Members and invited guests, join us in the Art Gallery to celebrate the opening of our new exhibitions. Enjoy refreshments. Hear from the exhibit curators and meet this season’s featured Artists.
Reception 6-8pm with Remarks at 7pm
Please RSVP to Catherine Shortliffe at firstname.lastname@example.org
Opening to the public on May 12th is “Leisure Pursuits: The Fashion and Culture of Recreation.” Part of the Mass Fashion consortium of 2018, this exhibition looks at the way in which the people of Massachusetts have dressed for their leisure time, interacting with Trustees properties over the last 125 years. Visitors will see original antique and vintage dresses and personal accessories that were integrated into activities such as gardening, entertaining, fitness, water activities, equestrian pursuits, and travel at and to various properties.
In “Inhabiting Folk Portraits,” view twelve of the most impressive portraits from Fruitlands Museum’s remarkable collection of nineteenth-century middle-class portraiture, alongside paintings and writings by the museum’s Guest Artist of 2018, Candice Smith Corby. Corby is an accomplished artist and educator who paints with traditional materials and draws inspiration from literature, familial and personal stories, dreams, memories, and “the pleasure of observing treasured objects.” Corby begins with the curator’s prompt: what were the subjects thinking or looking at while being painted—and takes it to inventive places from there.
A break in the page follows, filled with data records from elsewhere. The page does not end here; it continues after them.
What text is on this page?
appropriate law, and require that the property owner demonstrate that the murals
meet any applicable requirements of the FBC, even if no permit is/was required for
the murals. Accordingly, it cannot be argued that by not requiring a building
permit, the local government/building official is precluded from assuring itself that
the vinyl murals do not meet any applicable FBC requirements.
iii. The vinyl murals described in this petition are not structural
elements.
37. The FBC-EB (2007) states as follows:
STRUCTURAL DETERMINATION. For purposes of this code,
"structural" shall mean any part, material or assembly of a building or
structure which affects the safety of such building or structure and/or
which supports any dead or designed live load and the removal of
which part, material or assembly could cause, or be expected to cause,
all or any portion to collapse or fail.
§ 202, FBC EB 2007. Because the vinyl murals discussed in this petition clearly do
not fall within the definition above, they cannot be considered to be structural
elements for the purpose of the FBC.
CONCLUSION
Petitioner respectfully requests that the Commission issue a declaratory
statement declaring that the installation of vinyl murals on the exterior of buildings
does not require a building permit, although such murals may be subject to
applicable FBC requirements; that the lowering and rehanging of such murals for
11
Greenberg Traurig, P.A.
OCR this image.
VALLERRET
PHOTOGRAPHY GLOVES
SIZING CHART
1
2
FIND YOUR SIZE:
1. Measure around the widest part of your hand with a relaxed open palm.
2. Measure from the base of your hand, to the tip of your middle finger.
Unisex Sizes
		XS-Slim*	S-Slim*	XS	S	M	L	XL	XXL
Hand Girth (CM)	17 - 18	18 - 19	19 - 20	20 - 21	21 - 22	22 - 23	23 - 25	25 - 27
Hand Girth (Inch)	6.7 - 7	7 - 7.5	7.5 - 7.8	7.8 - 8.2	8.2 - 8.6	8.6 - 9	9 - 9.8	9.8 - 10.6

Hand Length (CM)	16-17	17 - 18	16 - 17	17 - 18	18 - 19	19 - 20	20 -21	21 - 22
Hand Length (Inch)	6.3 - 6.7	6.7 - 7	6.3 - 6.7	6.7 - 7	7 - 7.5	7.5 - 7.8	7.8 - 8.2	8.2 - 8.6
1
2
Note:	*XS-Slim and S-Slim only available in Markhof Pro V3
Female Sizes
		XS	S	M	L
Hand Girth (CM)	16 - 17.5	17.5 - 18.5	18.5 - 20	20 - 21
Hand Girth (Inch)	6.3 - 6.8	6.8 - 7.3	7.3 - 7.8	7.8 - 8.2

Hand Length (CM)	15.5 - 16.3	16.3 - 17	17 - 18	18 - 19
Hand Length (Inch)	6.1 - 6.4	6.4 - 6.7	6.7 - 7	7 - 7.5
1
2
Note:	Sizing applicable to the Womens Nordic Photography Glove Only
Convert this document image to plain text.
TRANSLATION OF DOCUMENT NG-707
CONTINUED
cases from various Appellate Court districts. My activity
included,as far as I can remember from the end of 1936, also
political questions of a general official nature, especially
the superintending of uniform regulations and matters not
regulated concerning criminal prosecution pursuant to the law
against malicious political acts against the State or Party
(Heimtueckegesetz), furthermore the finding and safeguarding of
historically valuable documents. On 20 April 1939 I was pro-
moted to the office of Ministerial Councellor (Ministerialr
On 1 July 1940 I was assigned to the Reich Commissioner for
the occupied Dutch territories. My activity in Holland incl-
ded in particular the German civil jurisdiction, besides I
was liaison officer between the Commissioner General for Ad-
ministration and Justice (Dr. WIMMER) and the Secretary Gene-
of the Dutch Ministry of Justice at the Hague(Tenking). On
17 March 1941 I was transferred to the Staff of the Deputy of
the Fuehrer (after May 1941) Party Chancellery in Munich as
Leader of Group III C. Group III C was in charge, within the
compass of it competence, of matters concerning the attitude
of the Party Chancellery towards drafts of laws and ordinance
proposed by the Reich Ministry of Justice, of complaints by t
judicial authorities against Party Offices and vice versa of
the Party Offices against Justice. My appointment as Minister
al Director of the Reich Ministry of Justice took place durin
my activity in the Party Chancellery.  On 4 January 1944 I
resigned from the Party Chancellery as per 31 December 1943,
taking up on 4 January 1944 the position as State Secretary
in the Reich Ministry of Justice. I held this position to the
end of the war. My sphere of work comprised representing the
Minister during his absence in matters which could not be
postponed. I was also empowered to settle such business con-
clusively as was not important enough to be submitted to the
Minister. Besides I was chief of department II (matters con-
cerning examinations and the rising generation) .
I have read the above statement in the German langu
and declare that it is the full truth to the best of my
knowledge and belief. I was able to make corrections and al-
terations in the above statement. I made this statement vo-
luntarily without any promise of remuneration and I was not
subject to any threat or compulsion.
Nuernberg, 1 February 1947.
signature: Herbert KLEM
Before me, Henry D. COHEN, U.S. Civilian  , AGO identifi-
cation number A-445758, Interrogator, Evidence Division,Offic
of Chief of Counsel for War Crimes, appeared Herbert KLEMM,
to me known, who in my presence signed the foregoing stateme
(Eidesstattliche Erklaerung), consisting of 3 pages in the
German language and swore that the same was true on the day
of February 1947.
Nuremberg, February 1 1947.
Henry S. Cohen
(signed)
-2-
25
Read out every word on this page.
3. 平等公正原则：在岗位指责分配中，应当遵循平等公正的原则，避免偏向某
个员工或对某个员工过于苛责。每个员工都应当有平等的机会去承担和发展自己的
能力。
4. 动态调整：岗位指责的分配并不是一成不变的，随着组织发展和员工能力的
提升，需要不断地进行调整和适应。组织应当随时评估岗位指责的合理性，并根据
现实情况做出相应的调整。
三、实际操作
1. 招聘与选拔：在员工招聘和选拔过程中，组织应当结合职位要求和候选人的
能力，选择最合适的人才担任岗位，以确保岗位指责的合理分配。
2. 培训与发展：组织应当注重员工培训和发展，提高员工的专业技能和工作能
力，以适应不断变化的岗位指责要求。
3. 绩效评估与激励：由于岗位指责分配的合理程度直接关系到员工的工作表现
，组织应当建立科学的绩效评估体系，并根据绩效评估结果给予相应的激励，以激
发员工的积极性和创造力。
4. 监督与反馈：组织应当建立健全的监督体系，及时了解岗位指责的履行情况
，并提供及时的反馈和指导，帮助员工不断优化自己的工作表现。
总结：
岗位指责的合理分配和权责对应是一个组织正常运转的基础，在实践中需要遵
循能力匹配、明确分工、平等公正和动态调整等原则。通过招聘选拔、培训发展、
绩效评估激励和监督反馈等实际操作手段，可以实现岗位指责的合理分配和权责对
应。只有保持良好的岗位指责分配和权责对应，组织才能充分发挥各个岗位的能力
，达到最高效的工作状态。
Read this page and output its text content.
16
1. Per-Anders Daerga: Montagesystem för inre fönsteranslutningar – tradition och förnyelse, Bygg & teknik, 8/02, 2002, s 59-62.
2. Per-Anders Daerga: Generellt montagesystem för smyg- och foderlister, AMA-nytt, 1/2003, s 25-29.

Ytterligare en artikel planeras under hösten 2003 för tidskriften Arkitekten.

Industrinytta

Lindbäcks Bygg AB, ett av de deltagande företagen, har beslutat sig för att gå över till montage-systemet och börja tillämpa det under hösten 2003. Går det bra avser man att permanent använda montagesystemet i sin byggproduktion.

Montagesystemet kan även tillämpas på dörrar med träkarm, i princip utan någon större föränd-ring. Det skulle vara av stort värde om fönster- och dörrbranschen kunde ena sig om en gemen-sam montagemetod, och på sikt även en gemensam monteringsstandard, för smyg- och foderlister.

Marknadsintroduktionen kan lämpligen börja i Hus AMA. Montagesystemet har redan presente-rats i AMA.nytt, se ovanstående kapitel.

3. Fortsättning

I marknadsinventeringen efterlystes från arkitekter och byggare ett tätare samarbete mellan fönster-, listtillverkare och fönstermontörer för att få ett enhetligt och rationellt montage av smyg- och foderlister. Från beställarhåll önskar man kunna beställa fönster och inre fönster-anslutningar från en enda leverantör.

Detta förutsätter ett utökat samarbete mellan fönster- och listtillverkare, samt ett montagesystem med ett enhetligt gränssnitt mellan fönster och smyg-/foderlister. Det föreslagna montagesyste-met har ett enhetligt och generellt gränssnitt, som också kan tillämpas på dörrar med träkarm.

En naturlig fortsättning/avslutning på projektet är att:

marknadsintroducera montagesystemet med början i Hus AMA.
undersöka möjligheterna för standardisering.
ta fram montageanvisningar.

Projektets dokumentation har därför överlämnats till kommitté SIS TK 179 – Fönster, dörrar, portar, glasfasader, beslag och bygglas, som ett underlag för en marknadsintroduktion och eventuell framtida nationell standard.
Alexi Antoniadis’s “Eden 2.0” is a large-scale outdoor sculpture to help Fruitlands mark the 175th anniversary of the Fruitlands Utopian Commune that took place on the site. Antoniadis uses hand-formed steel, colored with paint. The mesmerizing contours are informed in part by the sleek, non-representational forms of 20th-century modernism, yet with a balance of line and space that is very much of the present. The sleek lines provide a magnetic source of curiosity and new sightlines through which visitors may view the landscape. Antoniadis works with themes of utopia and creates site-specific work responding to the Fruitlands experiment of 1843, including the high-reaching expectations, the ultimately disappointing outcome, and the structure of the house itself.
Also on view in the Art Gallery is “A New View: Landscapes from the Permanent Collection,” a salon-style exhibition showcasing 51 of the Landscapes from our collection of Hudson River School Landscapes and related works.